Dementia and breakdown of a de facto relationship

Franca Parolin, Senior Associate • May 31, 2022

A recent High Court decision decided on 11 May 2022 required the High Court of Australia to consider when a de facto relationship had broken down in circumstances where one of the parties had been diagnosed with dementia and was required to be placed into an aged care facility.


It was clear the parties had commenced living together in a de facto relationship sometime in 2005/2006. They had agreed to keep their assets separate and in 2010, they had entered into a Domestic Relationship Agreement (Cohabitation Agreement) which recorded their agreement to keep their respective assets separate and quarantine them from any future claims should their relationship breakdown.


The parties lived in a home owned by the female partner who in 2015 started to suffer cognitive decline and her mental state deteriorated rapidly throughout 2016. By 2017 the parties occupied separate bedrooms.


Whilst the male partner was holidaying overseas on his own in 2017, the female partner executed a Power of Attorney in favour of her adult children. The adult children subsequently acting on that Power of Attorney had stopped her access to bank accounts.


The New South Wales Trustee and Guardian was appointed as a financial manager for the female partner in January 2018. The Trustee was of the view that the home that was owned by the female partner, and in which the male partner was still living, ought to be sold in order to fund the accommodation costs of the aged care facility for the female partner.


The male partner wanted to continue to live in the home and suggested that the accommodation costs for the female partner be funded out of her own superannuation. It was clear that the male partner was no longer abiding by the agreement that the parties would keep their assets strictly separate.

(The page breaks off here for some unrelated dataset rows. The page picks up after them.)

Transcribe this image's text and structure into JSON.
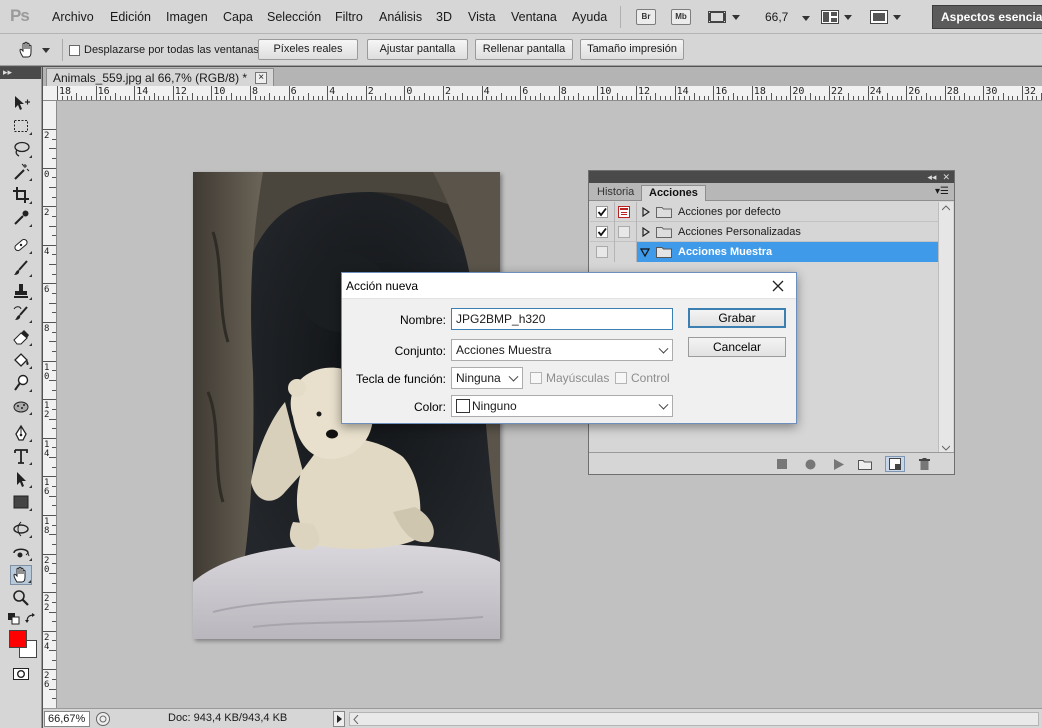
{
  "app": {
    "logo": "Ps"
  },
  "menubar": {
    "items": [
      "Archivo",
      "Edición",
      "Imagen",
      "Capa",
      "Selección",
      "Filtro",
      "Análisis",
      "3D",
      "Vista",
      "Ventana",
      "Ayuda"
    ],
    "bridge_label": "Br",
    "minibridge_label": "Mb",
    "zoom": "66,7",
    "workspace": "Aspectos esenciales"
  },
  "options": {
    "scroll_all_label": "Desplazarse por todas las ventanas",
    "buttons": [
      "Píxeles reales",
      "Ajustar pantalla",
      "Rellenar pantalla",
      "Tamaño impresión"
    ]
  },
  "document": {
    "tab_title": "Animals_559.jpg al 66,7% (RGB/8) *",
    "close_glyph": "×"
  },
  "ruler": {
    "h_labels": [
      "18",
      "16",
      "14",
      "12",
      "10",
      "8",
      "6",
      "4",
      "2",
      "0",
      "2",
      "4",
      "6",
      "8",
      "10",
      "12",
      "14",
      "16",
      "18",
      "20",
      "22",
      "24",
      "26",
      "28",
      "30",
      "32"
    ],
    "v_labels": [
      "2",
      "0",
      "2",
      "4",
      "6",
      "8",
      "1\n0",
      "1\n2",
      "1\n4",
      "1\n6",
      "1\n8",
      "2\n0",
      "2\n2",
      "2\n4",
      "2\n6"
    ]
  },
  "actions_panel": {
    "tabs": [
      "Historia",
      "Acciones"
    ],
    "active_tab": "Acciones",
    "sets": [
      {
        "name": "Acciones por defecto",
        "checked": true,
        "dialog": true,
        "expanded": false,
        "selected": false
      },
      {
        "name": "Acciones Personalizadas",
        "checked": true,
        "dialog": false,
        "expanded": false,
        "selected": false
      },
      {
        "name": "Acciones Muestra",
        "checked": false,
        "dialog": false,
        "expanded": true,
        "selected": true
      }
    ],
    "selection_color": "#3f9ae9"
  },
  "dialog": {
    "title": "Acción nueva",
    "name_label": "Nombre:",
    "name_value": "JPG2BMP_h320",
    "set_label": "Conjunto:",
    "set_value": "Acciones Muestra",
    "fkey_label": "Tecla de función:",
    "fkey_value": "Ninguna",
    "shift_label": "Mayúsculas",
    "control_label": "Control",
    "color_label": "Color:",
    "color_value": "Ninguno",
    "record_button": "Grabar",
    "cancel_button": "Cancelar"
  },
  "status": {
    "zoom": "66,67%",
    "doc_info": "Doc: 943,4 KB/943,4 KB"
  },
  "colors": {
    "foreground": "#ff0000",
    "background": "#ffffff"
  }
}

It was the male partner’s position that the relationship had not in fact broken down and that the female partner would have wanted him to continue living in her home. It was clear that the female partner’s dementia meant that her wishes and views about whether the de facto relationship was ongoing or had broken down could not be ascertained.


It was argued on behalf of the female partner that given the parties were living in separate residences that their relationship had in fact broken down as they were no longer physically living together. The High Court did not accept that argument. And found that there could be many reasons why people live in separate houses, the issue was whether they still continued to share a joint household and had a mutual commitment to a shared life together. Separation by reasons of illness did not satisfy the High Court as evidence of the relationship having broken down. Furthermore, occupying separate bedrooms was not of itself an indication that the parties were separated, and the relationship had broken down.


The High Court found that in all the circumstances of the changes in their lives, that the male partner had not made the necessary desirable adjustments to the financial arrangements in order to care for the female partner. The High Court found that ‘living together’ consistent with previous cases should be construed as meaning a shared life together as a couple. The High Court found that it was not the female partner’s moving to a permanent aged care facility nor her decline in her mental capacity that resulted in the relationship breaking down.


The evidence of the breakdown of the relationship was the circumstances which showed a persistent refusal on the part of the male partner to provide for her necessary and desirable adjustments in the changes in circumstances. When the male partner began to act in a way that was contrary to keeping the assets separate and preferring financial arrangements that suited his own interests, that was the point when the High Court found the relationship had broken down.